Jay wrote:
My point was that if people pay for services they don't necessarily use on the off chance they really need them... well that sounds just like private insurance to me. The difference here being doctor pay is allocated more efficiently by need. Do your rural doctors make the same pay as your city doctors? Ours don't because the market sets the price, not some distant bureaucrat. Your system is different from ours, not better nor worse, just different. I know that non-uniformity makes you uncomfortable, you're just gonna have to fight back your innate engineers desire for symmetry.
People pay for services they don't use all the time, I doubt I use as much as 1% of the states roads, I haven't used the services of the Police, Fire or Ambulance, I don't use the cycle tracks, jogging tracks or the skateboard park - why should I pay for these things then?
I am reasonably confident that I will eventually become sick and die, or could suffer some temporary calamity in the meantime, if or when it happens I don't really want to be reading through the fine print of contracts and legal cases to figure out why I'm not getting the treatment I need and thought I had lined up, or why I'm now in a pit of never receiving healthcare again.
Your arguments are selfish and anti-social, you were happy to take a govt job with cushy benefits when it suited you, now you want to minimise your taxes, when your circumstances change you'll have no hesitation in holding your hand out for govt benefits again, and find a new way to rationalise what you've decided you want.
Our system
is different, we spend a much lower percentage of GDP on healthcare and get much better results. With the profit motive and lawyers largely removed things flow a lot better.
I am glad that my taxes go into efficient healthcare instead of a bloated, greedy and inefficient military though. That would be annoying.
Rural doctors make much more than city doctors.
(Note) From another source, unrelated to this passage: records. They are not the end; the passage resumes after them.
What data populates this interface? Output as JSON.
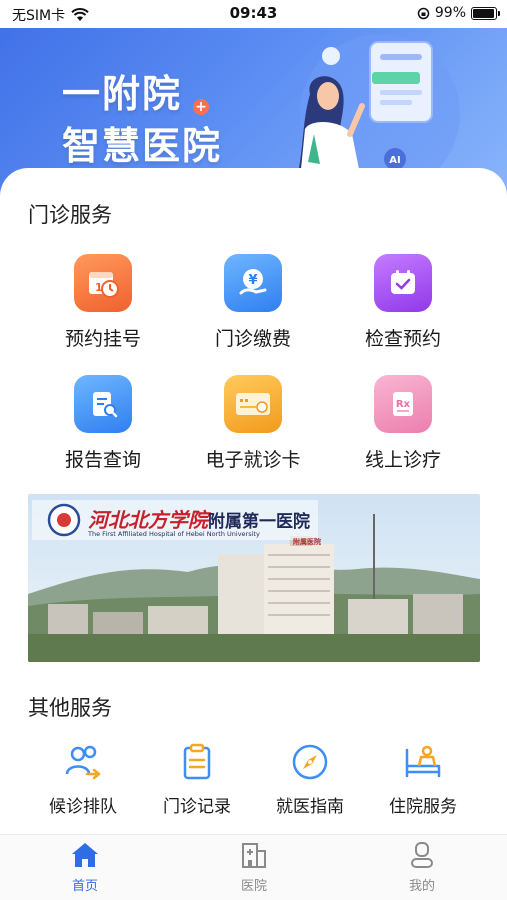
{
  "status_bar": {
    "carrier": "无SIM卡",
    "time": "09:43",
    "battery": "99%"
  },
  "hero": {
    "title_line1": "一附院",
    "title_line2": "智慧医院",
    "ai_badge": "AI"
  },
  "outpatient": {
    "title": "门诊服务",
    "items": [
      {
        "label": "预约挂号",
        "icon": "calendar-clock-icon",
        "color": "#f26a3a"
      },
      {
        "label": "门诊缴费",
        "icon": "yuan-payment-icon",
        "color": "#3d8ef5"
      },
      {
        "label": "检查预约",
        "icon": "calendar-check-icon",
        "color": "#a64bf0"
      },
      {
        "label": "报告查询",
        "icon": "report-search-icon",
        "color": "#3d8ef5"
      },
      {
        "label": "电子就诊卡",
        "icon": "medical-card-icon",
        "color": "#f5a623"
      },
      {
        "label": "线上诊疗",
        "icon": "prescription-icon",
        "color": "#ec6fa6"
      }
    ]
  },
  "banner": {
    "school_name": "河北北方学院",
    "hospital_suffix": "附属第一医院",
    "english_name": "The First Affiliated Hospital of Hebei North University",
    "rooftop_sign": "附属医院"
  },
  "other": {
    "title": "其他服务",
    "items": [
      {
        "label": "候诊排队",
        "icon": "queue-people-icon"
      },
      {
        "label": "门诊记录",
        "icon": "clipboard-icon"
      },
      {
        "label": "就医指南",
        "icon": "compass-icon"
      },
      {
        "label": "住院服务",
        "icon": "hospital-bed-icon"
      }
    ]
  },
  "tabbar": {
    "items": [
      {
        "label": "首页",
        "icon": "home-icon",
        "active": true
      },
      {
        "label": "医院",
        "icon": "hospital-building-icon",
        "active": false
      },
      {
        "label": "我的",
        "icon": "user-icon",
        "active": false
      }
    ],
    "active_color": "#2f6de8",
    "inactive_color": "#8a8a8a"
  }
}
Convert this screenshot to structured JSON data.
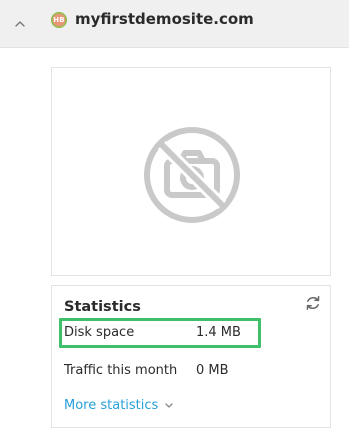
{
  "header": {
    "collapse_icon": "chevron-up-icon",
    "site_badge": "HB",
    "site_name": "myfirstdemosite.com"
  },
  "screenshot": {
    "icon": "no-camera-icon"
  },
  "statistics": {
    "title": "Statistics",
    "refresh_icon": "refresh-icon",
    "rows": [
      {
        "label": "Disk space",
        "value": "1.4 MB",
        "highlighted": true
      },
      {
        "label": "Traffic this month",
        "value": "0 MB",
        "highlighted": false
      }
    ],
    "more_link": "More statistics",
    "more_icon": "chevron-down-icon"
  },
  "colors": {
    "link": "#28a0d8",
    "highlight": "#3fbf6a",
    "badge": "#e8967a"
  }
}
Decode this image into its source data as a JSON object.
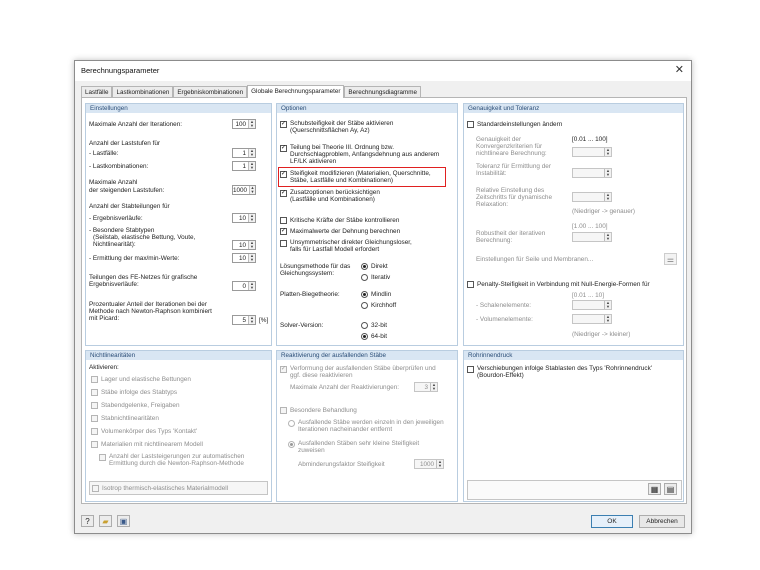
{
  "window": {
    "title": "Berechnungsparameter",
    "close_icon": "close-icon"
  },
  "tabs": [
    "Lastfälle",
    "Lastkombinationen",
    "Ergebniskombinationen",
    "Globale Berechnungsparameter",
    "Berechnungsdiagramme"
  ],
  "einstellungen": {
    "header": "Einstellungen",
    "max_iter_label": "Maximale Anzahl der Iterationen:",
    "max_iter": "100",
    "laststufen_label": "Anzahl der Laststufen für",
    "lastfaelle_label": "- Lastfälle:",
    "lastfaelle": "1",
    "lastkomb_label": "- Lastkombinationen:",
    "lastkomb": "1",
    "max_steigend_label1": "Maximale Anzahl",
    "max_steigend_label2": "der steigenden Laststufen:",
    "max_steigend": "1000",
    "stabteilungen_label": "Anzahl der Stabteilungen für",
    "ergebnisverlaeufe_label": "- Ergebnisverläufe:",
    "ergebnisverlaeufe": "10",
    "besondere_label1": "- Besondere Stabtypen",
    "besondere_label2": "(Seilstab, elastische Bettung, Voute,",
    "besondere_label3": "Nichtlinearität):",
    "besondere": "10",
    "maxmin_label": "- Ermittlung der max/min-Werte:",
    "maxmin": "10",
    "fe_label1": "Teilungen des FE-Netzes für grafische",
    "fe_label2": "Ergebnisverläufe:",
    "fe": "0",
    "proz_label1": "Prozentualer Anteil der Iterationen bei der",
    "proz_label2": "Methode nach Newton-Raphson kombiniert",
    "proz_label3": "mit Picard:",
    "proz": "5",
    "proz_unit": "[%]"
  },
  "optionen": {
    "header": "Optionen",
    "schub1": "Schubsteifigkeit der Stäbe aktivieren",
    "schub2": "(Querschnittsflächen Ay, Az)",
    "theorie1": "Teilung bei Theorie III. Ordnung bzw.",
    "theorie2": "Durchschlagproblem, Anfangsdehnung aus anderem",
    "theorie3": "LF/LK aktivieren",
    "steif1": "Steifigkeit modifizieren (Materialien, Querschnitte,",
    "steif2": "Stäbe, Lastfälle und Kombinationen)",
    "zusatz1": "Zusatzoptionen berücksichtigen",
    "zusatz2": "(Lastfälle und Kombinationen)",
    "kritisch": "Kritische Kräfte der Stäbe kontrollieren",
    "maxwerte": "Maximalwerte der Dehnung berechnen",
    "unsym1": "Unsymmetrischer direkter Gleichungsloser,",
    "unsym2": "falls für Lastfall Modell erfordert",
    "loesung1": "Lösungsmethode für das",
    "loesung2": "Gleichungssystem:",
    "direkt": "Direkt",
    "iterativ": "Iterativ",
    "platten": "Platten-Biegetheorie:",
    "mindlin": "Mindlin",
    "kirchhoff": "Kirchhoff",
    "solver": "Solver-Version:",
    "bit32": "32-bit",
    "bit64": "64-bit"
  },
  "genauigkeit": {
    "header": "Genauigkeit und Toleranz",
    "standard": "Standardeinstellungen ändern",
    "konv1": "Genauigkeit der",
    "konv2": "Konvergenzkriterien für",
    "konv3": "nichtlineare Berechnung:",
    "konv_range": "[0.01 ... 100]",
    "tol1": "Toleranz für Ermittlung der",
    "tol2": "Instabilität:",
    "rel1": "Relative Einstellung des",
    "rel2": "Zeitschritts für dynamische",
    "rel3": "Relaxation:",
    "niedriger_genauer": "(Niedriger -> genauer)",
    "rob_range": "[1.00 ... 100]",
    "rob1": "Robustheit der iterativen",
    "rob2": "Berechnung:",
    "seile": "Einstellungen für Seile und Membranen...",
    "penalty": "Penalty-Steifigkeit in Verbindung mit Null-Energie-Formen für",
    "pen_range": "[0.01 ... 10]",
    "schalen": "- Schalenelemente:",
    "volumen": "- Volumenelemente:",
    "niedriger_kleiner": "(Niedriger -> kleiner)"
  },
  "nichtlin": {
    "header": "Nichtlinearitäten",
    "aktivieren": "Aktivieren:",
    "items": [
      "Lager und elastische Bettungen",
      "Stäbe infolge des Stabtyps",
      "Stabendgelenke, Freigaben",
      "Stabnichtlinearitäten",
      "Volumenkörper des Typs 'Kontakt'",
      "Materialien mit nichtlinearem Modell"
    ],
    "anzahl1": "Anzahl der Laststeigerungen zur automatischen",
    "anzahl2": "Ermittlung durch die  Newton-Raphson-Methode",
    "isotrop": "Isotrop thermisch-elastisches Materialmodell"
  },
  "reaktiv": {
    "header": "Reaktivierung der ausfallenden Stäbe",
    "verf1": "Verformung der ausfallenden Stäbe überprüfen und",
    "verf2": "ggf. diese reaktivieren",
    "maxanzahl": "Maximale Anzahl der Reaktivierungen:",
    "maxanzahl_val": "3",
    "besondere": "Besondere Behandlung",
    "ausf1": "Ausfallende Stäbe werden einzeln in den jeweiligen",
    "ausf2": "Iterationen nacheinander entfernt",
    "ausf3": "Ausfallenden Stäben sehr kleine Steifigkeit",
    "ausf4": "zuweisen",
    "abm": "Abminderungsfaktor Steifigkeit",
    "abm_val": "1000"
  },
  "rohr": {
    "header": "Rohrinnendruck",
    "verschieb1": "Verschiebungen infolge Stablasten des Typs 'Rohrinnendruck'",
    "verschieb2": "(Bourdon-Effekt)"
  },
  "footer": {
    "ok": "OK",
    "abbrechen": "Abbrechen"
  }
}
Doctors don't want to live in the country, the govt wants people to live and work in the country as it provides a big net benefit to GDP and exports so they pay doctors over the odds to service those people.
Long term forward planning, instead of endless stupid short-termism and selfishness and every single thing - except the handouts the 'fiscal conservatives' demand for themselves and their friends - driven by the mania of the immediate profit, is what makes for a good country and an efficient economy.